Não restam dúvidas quanto à autoria e materialidade delitiva, havendo nos autos provas seguras para sustentar o édito condenatório
Além da pena de prisão, André foi condenado a pagar R$ 8.477,86 como valor mínimo de reparação dos danos à Secretaria de Estado de Assistência Social (Setasc), após o desconto de valores acordados com outros investigados. A pena privativa de liberdade foi substituída por duas restritivas de direitos.
A decisão é da juíza Alethea Assunção Santos, da 7ª Vara Criminal de Cuiabá, e foi publicada nesta terça-feira (8).
Em março de 2023, o governador Mauro Mendes (União) exonerou André da Secretaria de Estado de Cultura, Esporte e Lazer (Secel), após ser alvo da Operação Gorgulho.
Outros dois envolvidos no caso, o servidor da Assembleia Legislativa Samir Bosso Katumata e o soldado da Polícia Militar, Marcel Angelo de Souza, firmaram acordo de não persecução penal com o Ministério Público e terão que devolver R$ 25,4 mil aos cofres públicos.
Segundo a denúncia do Ministério Público Estadual (MPE), as cestas eram desviadas por André, que na época era assessor técnico da Secel, e carregadas em um caminhão-baú por um parente do soldado Marcel Angelo.

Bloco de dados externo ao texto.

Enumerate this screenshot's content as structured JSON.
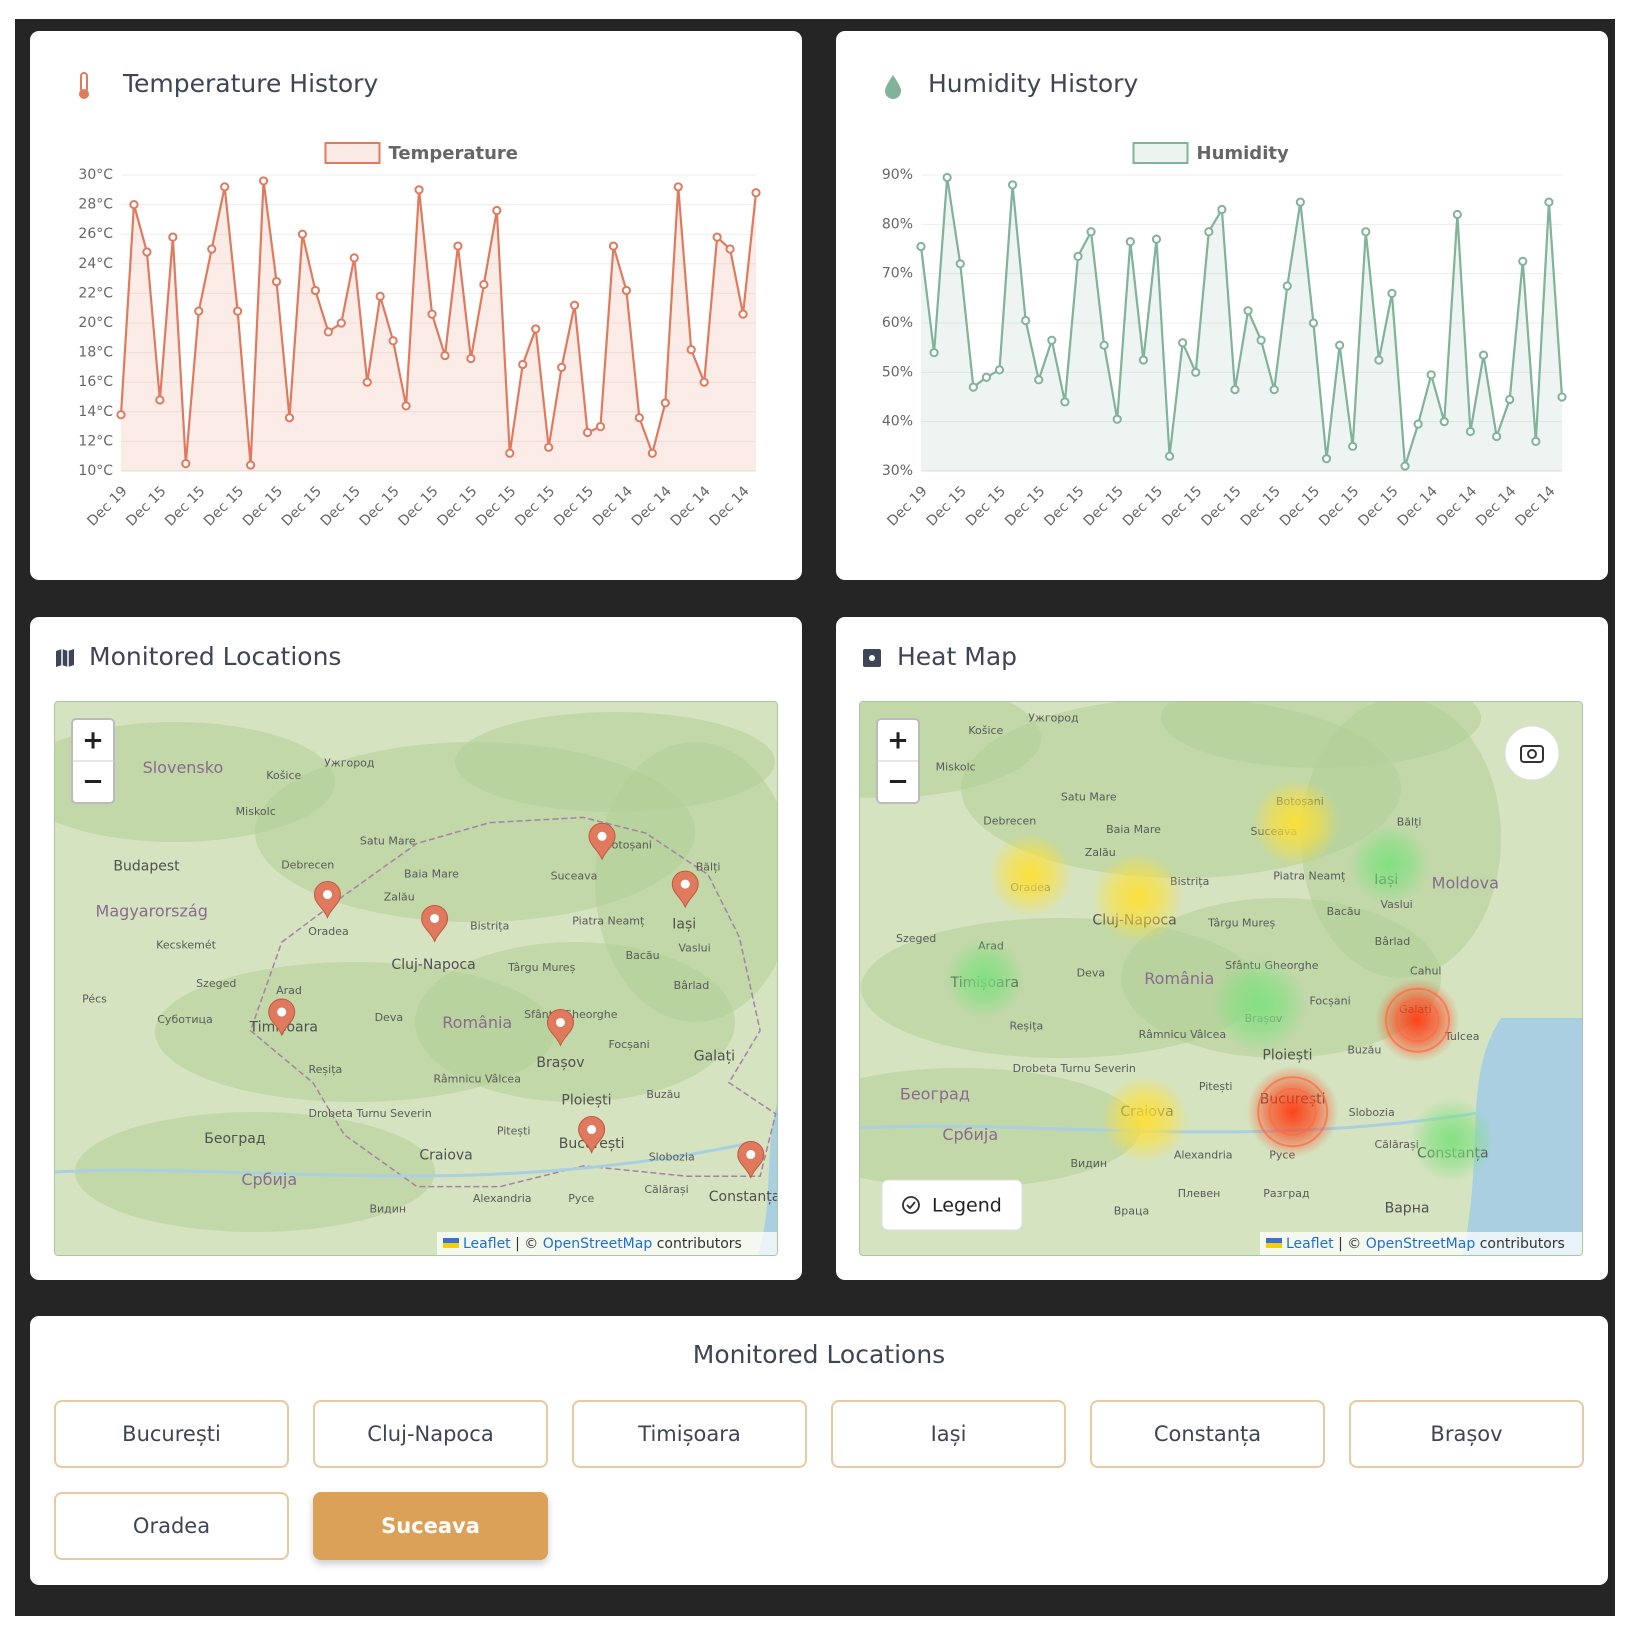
{
  "panels": {
    "temperature_title": "Temperature History",
    "humidity_title": "Humidity History",
    "map_title": "Monitored Locations",
    "heatmap_title": "Heat Map"
  },
  "chart_data": [
    {
      "type": "line",
      "categories": [
        "Dec 19",
        null,
        null,
        "Dec 15",
        null,
        null,
        "Dec 15",
        null,
        null,
        "Dec 15",
        null,
        null,
        "Dec 15",
        null,
        null,
        "Dec 15",
        null,
        null,
        "Dec 15",
        null,
        null,
        "Dec 15",
        null,
        null,
        "Dec 15",
        null,
        null,
        "Dec 15",
        null,
        null,
        "Dec 15",
        null,
        null,
        "Dec 15",
        null,
        null,
        "Dec 15",
        null,
        null,
        "Dec 14",
        null,
        null,
        "Dec 14",
        null,
        null,
        "Dec 14",
        null,
        null,
        "Dec 14",
        null
      ],
      "series": [
        {
          "name": "Temperature",
          "color": "#e07a5f",
          "values": [
            13.8,
            28,
            24.8,
            14.8,
            25.8,
            10.5,
            20.8,
            25,
            29.2,
            20.8,
            10.4,
            29.6,
            22.8,
            13.6,
            26,
            22.2,
            19.4,
            20,
            24.4,
            16,
            21.8,
            18.8,
            14.4,
            29,
            20.6,
            17.8,
            25.2,
            17.6,
            22.6,
            27.6,
            11.2,
            17.2,
            19.6,
            11.6,
            17,
            21.2,
            12.6,
            13,
            25.2,
            22.2,
            13.6,
            11.2,
            14.6,
            29.2,
            18.2,
            16,
            25.8,
            25,
            20.6,
            28.8
          ]
        }
      ],
      "ylim": [
        10,
        30
      ],
      "yticks": [
        {
          "value": 10,
          "label": "10°C"
        },
        {
          "value": 12,
          "label": "12°C"
        },
        {
          "value": 14,
          "label": "14°C"
        },
        {
          "value": 16,
          "label": "16°C"
        },
        {
          "value": 18,
          "label": "18°C"
        },
        {
          "value": 20,
          "label": "20°C"
        },
        {
          "value": 22,
          "label": "22°C"
        },
        {
          "value": 24,
          "label": "24°C"
        },
        {
          "value": 26,
          "label": "26°C"
        },
        {
          "value": 28,
          "label": "28°C"
        },
        {
          "value": 30,
          "label": "30°C"
        }
      ],
      "grid": true,
      "legend": "top"
    },
    {
      "type": "line",
      "categories": [
        "Dec 19",
        null,
        null,
        "Dec 15",
        null,
        null,
        "Dec 15",
        null,
        null,
        "Dec 15",
        null,
        null,
        "Dec 15",
        null,
        null,
        "Dec 15",
        null,
        null,
        "Dec 15",
        null,
        null,
        "Dec 15",
        null,
        null,
        "Dec 15",
        null,
        null,
        "Dec 15",
        null,
        null,
        "Dec 15",
        null,
        null,
        "Dec 15",
        null,
        null,
        "Dec 15",
        null,
        null,
        "Dec 14",
        null,
        null,
        "Dec 14",
        null,
        null,
        "Dec 14",
        null,
        null,
        "Dec 14",
        null
      ],
      "series": [
        {
          "name": "Humidity",
          "color": "#81b29a",
          "values": [
            75.5,
            54,
            89.5,
            72,
            47,
            49,
            50.5,
            88,
            60.5,
            48.5,
            56.5,
            44,
            73.5,
            78.5,
            55.5,
            40.5,
            76.5,
            52.5,
            77,
            33,
            56,
            50,
            78.5,
            83,
            46.5,
            62.5,
            56.5,
            46.5,
            67.5,
            84.5,
            60,
            32.5,
            55.5,
            35,
            78.5,
            52.5,
            66,
            31,
            39.5,
            49.5,
            40,
            82,
            38,
            53.5,
            37,
            44.5,
            72.5,
            36,
            84.5,
            45
          ]
        }
      ],
      "ylim": [
        30,
        90
      ],
      "yticks": [
        {
          "value": 30,
          "label": "30%"
        },
        {
          "value": 40,
          "label": "40%"
        },
        {
          "value": 50,
          "label": "50%"
        },
        {
          "value": 60,
          "label": "60%"
        },
        {
          "value": 70,
          "label": "70%"
        },
        {
          "value": 80,
          "label": "80%"
        },
        {
          "value": 90,
          "label": "90%"
        }
      ],
      "grid": true,
      "legend": "top"
    }
  ],
  "map": {
    "zoom_in": "+",
    "zoom_out": "−",
    "labels": [
      "Slovensko",
      "Košice",
      "Ужгород",
      "Miskolc",
      "Budapest",
      "Magyarország",
      "Debrecen",
      "Satu Mare",
      "Baia Mare",
      "Zalău",
      "Oradea",
      "Bistrița",
      "Cluj-Napoca",
      "Târgu Mureș",
      "Suceava",
      "Botoșani",
      "Bălți",
      "Iași",
      "Piatra Neamț",
      "Vaslui",
      "Bacău",
      "Kecskemét",
      "Szeged",
      "Arad",
      "Pécs",
      "Суботица",
      "Timișoara",
      "Deva",
      "România",
      "Sfântu Gheorghe",
      "Brașov",
      "Bârlad",
      "Focșani",
      "Galați",
      "Reșița",
      "Drobeta Turnu Severin",
      "Râmnicu Vâlcea",
      "Ploiești",
      "Buzău",
      "Pitești",
      "București",
      "Београд",
      "Craiova",
      "Slobozia",
      "Србија",
      "Alexandria",
      "Русе",
      "Călărași",
      "Constanța",
      "Видин"
    ]
  },
  "heatmap": {
    "zoom_in": "+",
    "zoom_out": "−",
    "legend": "Legend",
    "labels": [
      "Košice",
      "Ужгород",
      "Miskolc",
      "Satu Mare",
      "Debrecen",
      "Baia Mare",
      "Zalău",
      "Botoșani",
      "Suceava",
      "Bălți",
      "Oradea",
      "Bistrița",
      "Piatra Neamț",
      "Iași",
      "Moldova",
      "Cluj-Napoca",
      "Târgu Mureș",
      "Bacău",
      "Vaslui",
      "Szeged",
      "Arad",
      "Bârlad",
      "Timișoara",
      "Deva",
      "România",
      "Sfântu Gheorghe",
      "Cahul",
      "Brașov",
      "Focșani",
      "Galați",
      "Reșița",
      "Râmnicu Vâlcea",
      "Tulcea",
      "Drobeta Turnu Severin",
      "Ploiești",
      "Buzău",
      "Pitești",
      "Београд",
      "București",
      "Craiova",
      "Slobozia",
      "Србија",
      "Alexandria",
      "Русе",
      "Călărași",
      "Constanța",
      "Видин",
      "Плевен",
      "Разград",
      "Враца",
      "Варна"
    ]
  },
  "attribution": {
    "leaflet": "Leaflet",
    "separator": "| ©",
    "osm": "OpenStreetMap",
    "suffix": "contributors"
  },
  "locations": {
    "title": "Monitored Locations",
    "buttons": [
      "București",
      "Cluj-Napoca",
      "Timișoara",
      "Iași",
      "Constanța",
      "Brașov",
      "Oradea",
      "Suceava"
    ],
    "active": 7
  }
}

Em seguida, eram levadas à residência do militar no bairro CPA IV, em Cuiabá, e posteriormente distribuídas na frente da casa, a pedido de Samir, que atuava na Assembleia Legislativa.
Na sentença, a juíza destacou que a materialidade e a autoria do crime foram comprovadas por depoimentos de testemunhas e pela confissão parcial do acusado.
“Nesse contexto, em atenção aos depoimentos uníssonos das testemunhas ouvidas em ambas as fases processuais, bem como diante da confissão, ainda que parcial, do réu, não restam dúvidas quanto à autoria e materialidade delitiva, havendo nos autos provas seguras para sustentar o édito condenatório”, escreveu.